A lack of forward guidance for analysts during companies’ conference calls on their business is another frustration.

“As an analyst, you’re always worried about not being told the same thing as others,” said Sanyalaksna Manibhandu, senior analyst at NBAD Securities in Abu Dhabi.

“There is an inconsistency – the regulator encourages transparency but the companies will say we can’t give you certain information.”

A Reuters survey of a dozen international fund managers found Saudi Arabia ranked highest among the five main Middle Eastern exchanges for disclosure of corporate information, with 43 points out of a possible 60. Qatar followed with 41 points and Egypt with 39. Kuwait came bottom with just 18 points.

TRADING

Erratic corporate disclosure in Gulf markets can lead to big and unexplained share price moves, sometimes extending over several days, that are eventually followed by major corporate announcements.

In these cases it is usually not clear that any improper trading has occurred – but the suspicion can be hard to avoid.

“Unexplainable market moves destroy investor confidence. You need to see prices react to news – whether positively or negatively – and you need to see it happening legitimately in the market, with a proper flow of information,” said Ali Adou, portfolio manager at Abu Dhabi’s The National Investor.

All of the national regulators have rules against insider trading or other improper market activity. The UAE’s Securities and Commodities Authority, for example, says a person who exploits unpublicised information for personal benefit can be liable to imprisonment of up to three years and a fine of as much as Dhs1 million ($270,000).

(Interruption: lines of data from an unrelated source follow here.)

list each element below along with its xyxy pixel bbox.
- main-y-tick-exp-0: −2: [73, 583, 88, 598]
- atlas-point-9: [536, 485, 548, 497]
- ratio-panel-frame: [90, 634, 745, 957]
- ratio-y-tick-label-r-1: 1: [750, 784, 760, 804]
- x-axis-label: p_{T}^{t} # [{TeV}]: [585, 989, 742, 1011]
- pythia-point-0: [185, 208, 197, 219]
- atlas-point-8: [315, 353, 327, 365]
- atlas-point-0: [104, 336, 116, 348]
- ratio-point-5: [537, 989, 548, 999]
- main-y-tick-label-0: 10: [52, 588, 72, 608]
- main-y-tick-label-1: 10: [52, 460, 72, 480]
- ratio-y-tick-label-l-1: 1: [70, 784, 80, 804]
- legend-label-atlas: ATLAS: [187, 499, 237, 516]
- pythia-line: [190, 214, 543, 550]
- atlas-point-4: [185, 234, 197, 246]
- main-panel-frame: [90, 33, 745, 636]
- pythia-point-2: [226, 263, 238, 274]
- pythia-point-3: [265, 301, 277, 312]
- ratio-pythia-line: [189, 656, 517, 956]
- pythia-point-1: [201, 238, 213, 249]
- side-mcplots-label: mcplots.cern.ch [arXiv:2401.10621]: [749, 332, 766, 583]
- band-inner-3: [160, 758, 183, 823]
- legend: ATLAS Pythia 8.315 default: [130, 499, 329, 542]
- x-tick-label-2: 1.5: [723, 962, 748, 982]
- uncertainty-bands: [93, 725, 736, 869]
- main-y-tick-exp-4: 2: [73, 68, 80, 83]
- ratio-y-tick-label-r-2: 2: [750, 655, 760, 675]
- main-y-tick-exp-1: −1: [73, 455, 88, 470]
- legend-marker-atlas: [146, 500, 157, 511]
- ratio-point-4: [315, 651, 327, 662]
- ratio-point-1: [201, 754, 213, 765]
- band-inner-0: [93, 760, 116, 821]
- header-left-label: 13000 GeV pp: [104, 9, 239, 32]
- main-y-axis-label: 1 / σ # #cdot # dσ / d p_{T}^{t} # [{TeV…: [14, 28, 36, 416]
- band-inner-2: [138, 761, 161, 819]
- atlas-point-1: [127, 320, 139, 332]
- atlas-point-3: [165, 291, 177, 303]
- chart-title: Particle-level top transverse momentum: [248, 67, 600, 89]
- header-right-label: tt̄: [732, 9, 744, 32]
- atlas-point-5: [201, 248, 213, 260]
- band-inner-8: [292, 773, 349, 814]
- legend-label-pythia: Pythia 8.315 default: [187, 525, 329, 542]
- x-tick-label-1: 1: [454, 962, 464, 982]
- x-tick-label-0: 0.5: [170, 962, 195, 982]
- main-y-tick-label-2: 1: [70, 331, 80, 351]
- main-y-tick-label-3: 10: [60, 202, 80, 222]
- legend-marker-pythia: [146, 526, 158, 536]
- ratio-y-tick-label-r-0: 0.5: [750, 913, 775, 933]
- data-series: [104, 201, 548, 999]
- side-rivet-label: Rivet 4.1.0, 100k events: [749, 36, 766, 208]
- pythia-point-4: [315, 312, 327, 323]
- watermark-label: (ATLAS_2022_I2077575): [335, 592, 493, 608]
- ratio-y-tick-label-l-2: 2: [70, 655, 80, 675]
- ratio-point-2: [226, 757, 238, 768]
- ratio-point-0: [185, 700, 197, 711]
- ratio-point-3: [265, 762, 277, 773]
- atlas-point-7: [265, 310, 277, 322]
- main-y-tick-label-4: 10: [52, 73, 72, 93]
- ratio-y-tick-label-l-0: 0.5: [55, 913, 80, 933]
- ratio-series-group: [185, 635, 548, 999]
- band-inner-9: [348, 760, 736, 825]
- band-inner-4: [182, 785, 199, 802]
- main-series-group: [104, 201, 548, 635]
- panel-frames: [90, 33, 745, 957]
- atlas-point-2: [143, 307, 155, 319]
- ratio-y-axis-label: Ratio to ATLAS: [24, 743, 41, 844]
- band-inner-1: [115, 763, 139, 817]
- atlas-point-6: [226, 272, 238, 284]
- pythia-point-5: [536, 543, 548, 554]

But around the region, authorities may lack the investigative muscle to go after illicit investors, and there have not been the high-profile legal cases against insider traders seen in other countries such as the United States.

“There are classic cases of leaks in information which can’t be proved, and we don’t have answers,” said Alawi.

The picture is not entirely grim. Egypt, which has a stock exchange history dating back over a century, has a relatively strong reputation for acting against improper trading.

Last month its financial regulator cancelled a day of trades in shares of Cairo-listed investment bank EFG-Hermes, which had soared before the bank announced a 1 billion Egyptian pound ($144 million) share buy-back.

Some fund managers believe more exposure to foreign capital, and Gulf countries’ desire to diversify their economies beyond oil, will encourage them to tighten standards in coming years.

In Saudi Arabia, that already appears to be happening as the Capital Market Authority prepares the stock market for its eventual opening to direct foreign investment. The regulator issued tens of millions of riyals (millions of dollars) in fines to investors in 2013 for breaches of trading regulations, and fined some companies small amounts for poor disclosure.

Adou at The National Investor said that while the Gulf’s regulatory framework was overall below par compared to developed markets, a lot of effort had gone into improving transparency and corporate governance in recent years.

But some analysts think the government’s relationship to regulators may need to change for any major improvement.

“GCC regulators need to be independent of and have a mandate enabling them to work independently from the government for the level of corporate governance to improve,” said Nasser Saidi, founder and president of Nasser Saidi & Associates, an economic consulting company based in Dubai and Beirut.

The Reuters survey found Egypt ranked highest among the five main Middle East markets for enforcement of rules against illicit trade, with 43 points. Saudi Arabia, at 35 points, came second; Kuwait was again at the bottom with only 14 points.